The two most artistically interesting people I know are Liz Lerman and Adrian Danzig. Liz is the founding Artistic Director of Liz Lerman Dance Exchange, and Adrian the Artistic Director of 500 Clown. What do a dancer and a clown have in common? They ask the most daring artistic questions and risk their take on the answer in performance. For each, differently, failure is part of the bargain between them, their ensembles and their audiences.
Whatever question I ask Liz, she will answer with a different proposal and set of questions. This is how she creates art as well. Built into her creation process is the willingness to destroy her own premise, see what holds up, rebuild from there. Knowing what to jettison and what to keep is what distinguishes great artists. She has a book, Hiking the Horizontal: Field Notes From a Choreographer to be published by Wesleyan University press coming in spring 2011. I look forward to reading it.

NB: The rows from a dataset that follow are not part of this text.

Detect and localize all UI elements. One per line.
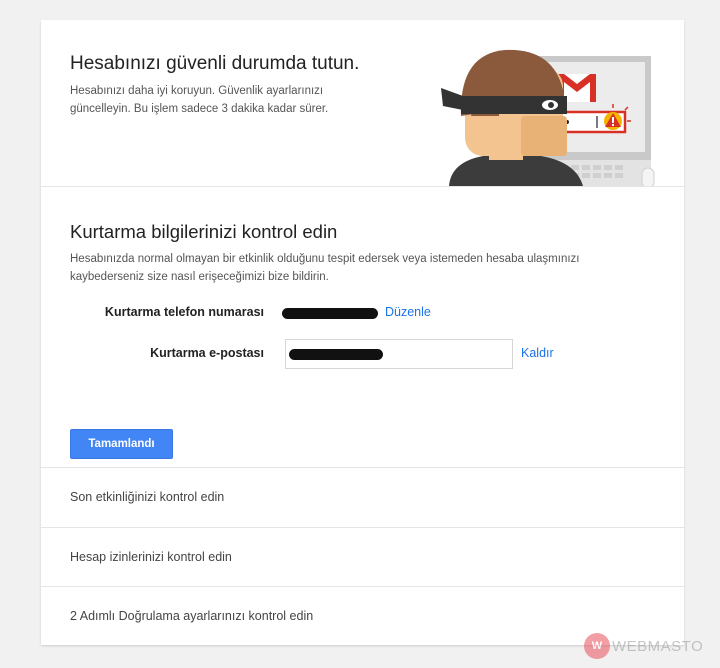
security-checkup-card: Hesabınızı güvenli durumda tutun. Hesabı… <box>41 20 684 645</box>
hero-description: Hesabınızı daha iyi koruyun. Güvenlik ay… <box>70 85 329 115</box>
recovery-section: Kurtarma bilgilerinizi kontrol edin Hesa… <box>41 187 684 467</box>
section-label: 2 Adımlı Doğrulama ayarlarınızı kontrol … <box>70 609 314 623</box>
watermark-logo-icon: W <box>584 633 610 659</box>
edit-phone-link[interactable]: Düzenle <box>385 305 431 319</box>
hacker-illustration <box>441 49 655 186</box>
recovery-title: Kurtarma bilgilerinizi kontrol edin <box>70 221 338 242</box>
watermark-text: WEBMASTO <box>612 637 704 655</box>
hero-title: Hesabınızı güvenli durumda tutun. <box>70 53 360 74</box>
redacted-email <box>289 349 383 360</box>
remove-email-link[interactable]: Kaldır <box>521 346 554 360</box>
section-account-permissions[interactable]: Hesap izinlerinizi kontrol edin <box>41 527 684 587</box>
watermark: W WEBMASTO <box>584 632 703 660</box>
section-label: Hesap izinlerinizi kontrol edin <box>70 550 232 564</box>
recovery-phone-label: Kurtarma telefon numarası <box>104 305 264 319</box>
done-button[interactable]: Tamamlandı <box>70 429 173 459</box>
recovery-email-label: Kurtarma e-postası <box>150 346 264 360</box>
hero-section: Hesabınızı güvenli durumda tutun. Hesabı… <box>41 20 684 187</box>
section-label: Son etkinliğinizi kontrol edin <box>70 490 225 504</box>
recovery-description: Hesabınızda normal olmayan bir etkinlik … <box>70 253 580 283</box>
section-recent-activity[interactable]: Son etkinliğinizi kontrol edin <box>41 467 684 527</box>
recovery-email-field[interactable] <box>285 339 513 369</box>
redacted-phone-number <box>282 308 378 319</box>
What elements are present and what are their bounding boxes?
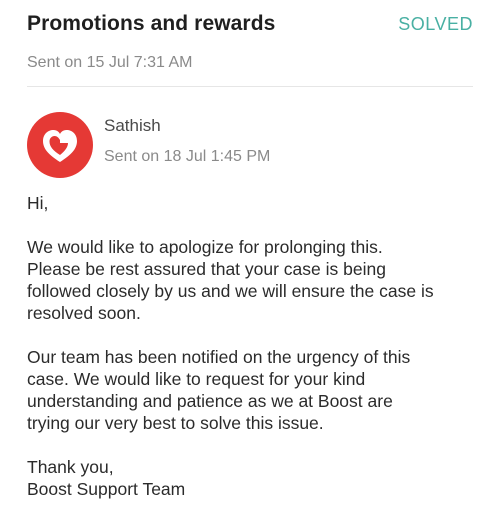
message-sent-timestamp: Sent on 18 Jul 1:45 PM <box>104 148 271 165</box>
paragraph-apology: We would like to apologize for prolongin… <box>27 236 479 324</box>
boost-heart-logo-icon <box>27 112 93 178</box>
greeting-line: Hi, <box>27 193 49 213</box>
page-title: Promotions and rewards <box>27 12 276 35</box>
greeting: Hi, <box>27 192 479 214</box>
paragraph-line: Please be rest assured that your case is… <box>27 259 386 279</box>
closing: Thank you, Boost Support Team <box>27 456 479 500</box>
paragraph-line: trying our very best to solve this issue… <box>27 413 324 433</box>
message-body: Hi, We would like to apologize for prolo… <box>27 192 479 500</box>
ticket-sent-timestamp: Sent on 15 Jul 7:31 AM <box>27 54 193 71</box>
signature: Boost Support Team <box>27 479 186 499</box>
closing-line: Thank you, <box>27 457 114 477</box>
paragraph-line: case. We would like to request for your … <box>27 369 366 389</box>
paragraph-line: followed closely by us and we will ensur… <box>27 281 434 301</box>
sender-name: Sathish <box>104 116 161 135</box>
paragraph-line: Our team has been notified on the urgenc… <box>27 347 411 367</box>
paragraph-line: understanding and patience as we at Boos… <box>27 391 393 411</box>
paragraph-line: We would like to apologize for prolongin… <box>27 237 383 257</box>
paragraph-line: resolved soon. <box>27 303 141 323</box>
divider <box>27 86 473 87</box>
status-badge: SOLVED <box>398 14 473 34</box>
paragraph-notice: Our team has been notified on the urgenc… <box>27 346 479 434</box>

Liz and I had a conversation about the difference between practice and rehearsal. Practice is skill-based. You practice the individual components of your art: plies at the barre, scales on a guitar, anatomy sketches in charcoal. The goal is perfection. Rehearsal is where you learn what doesn’t work. Rehearsal is where you try things. Where you go for the big “what if.” The goal of rehearsal is failure. If not in rehearsal where? In performance in front of an audience?

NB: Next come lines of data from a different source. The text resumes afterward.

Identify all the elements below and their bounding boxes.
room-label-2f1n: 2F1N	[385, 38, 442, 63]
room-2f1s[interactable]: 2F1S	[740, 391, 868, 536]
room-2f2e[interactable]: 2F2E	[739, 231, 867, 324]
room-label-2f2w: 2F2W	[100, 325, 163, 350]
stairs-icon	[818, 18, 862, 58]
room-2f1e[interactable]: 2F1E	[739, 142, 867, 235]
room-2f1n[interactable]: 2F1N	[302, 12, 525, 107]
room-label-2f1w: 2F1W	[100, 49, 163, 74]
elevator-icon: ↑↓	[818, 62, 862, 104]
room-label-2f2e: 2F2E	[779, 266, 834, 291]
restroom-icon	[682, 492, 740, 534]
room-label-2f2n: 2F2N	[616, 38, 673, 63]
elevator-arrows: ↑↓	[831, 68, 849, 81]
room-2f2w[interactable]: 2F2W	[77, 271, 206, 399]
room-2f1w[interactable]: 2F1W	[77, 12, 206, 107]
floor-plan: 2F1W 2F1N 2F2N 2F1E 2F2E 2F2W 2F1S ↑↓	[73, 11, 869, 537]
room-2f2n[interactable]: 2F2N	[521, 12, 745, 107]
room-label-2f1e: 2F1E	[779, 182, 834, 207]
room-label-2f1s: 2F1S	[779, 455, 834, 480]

Liz and I wondered, if business is theater, then when do business performers (workers) get to rehearse.? If business is theater and process serves as the script, when and where do business performers learn what doesn’t work? When do workers get to build destruction into the business premise and come up with a better one? Unfortunately for customers, workers fail in performance when the stakes are highest. It’s hard to overcome a bad script and a lack of direction. Instead, managers often double down on the ideas and processes that got them in trouble in the first place. Management rarely questions their premise. Artists always do.
Branding Lesson–Build destruction into your own argument, see what holds up, and build around that. Repeat.
500 Clown (there are three of them), also asks big artistic questions. What makes them so unique is that their approach is to stage failure. Yes they use rehearsal to try things and fail, and they aim to demonstrate in performance that failure is part of the human experience, and survivable. A clown by nature subverts authority. To 500 Clown traditional theater itself represents authority. The script is authority. The fourth wall is authority. All must be subverted by clown-play. They’re clowns and clowns screw things up, of course, because they’re human. A clown by nature is also resilient!
The 500 Clown belief system goes like this…
500 Clown believes that life is worth the risk.
500 Clown wants to respect the actor as the primary artist, and not just serve as a mouthpiece for the writer and director.
In live performance it’s the actor, not the writer or director, who charges the moment. The objective is to feel something and do something authentic. 500 Clown wants to show that having a profound experience in public is survivable.
If we succeed, we show the respect for the audience and allow them to have their own profound experience.
* * * That is what good branding is and does! Oh, that business would regard their workers as the “primary artist” versus the owner (author) or manager (director) * * *
500 Clown recently performed 500 Clown Macbeth in Baltimore at the Creative Alliance. Their interpretation is based on a very simple premise: clown want crown. It takes them up to two years to develop a piece. It takes so long because they keep asking big questions and starting over. Their director doesn’t provide answers. She helps them decide what to jettison and what to keep. There is no single right answer. There is what works and what works more provocatively.
500 Clown deconstructs classic text, aims high and leaves no wiggle room artistically. They keep their edge by making the audience central to the storytelling. The risk of failure is high.
No one creates instant community better than 500 Clown. No one takes risks, and profits from doing so, more than 500 Clown.
Branding Lesson–Aim high and leave no wiggle room. Put your audience inside the story.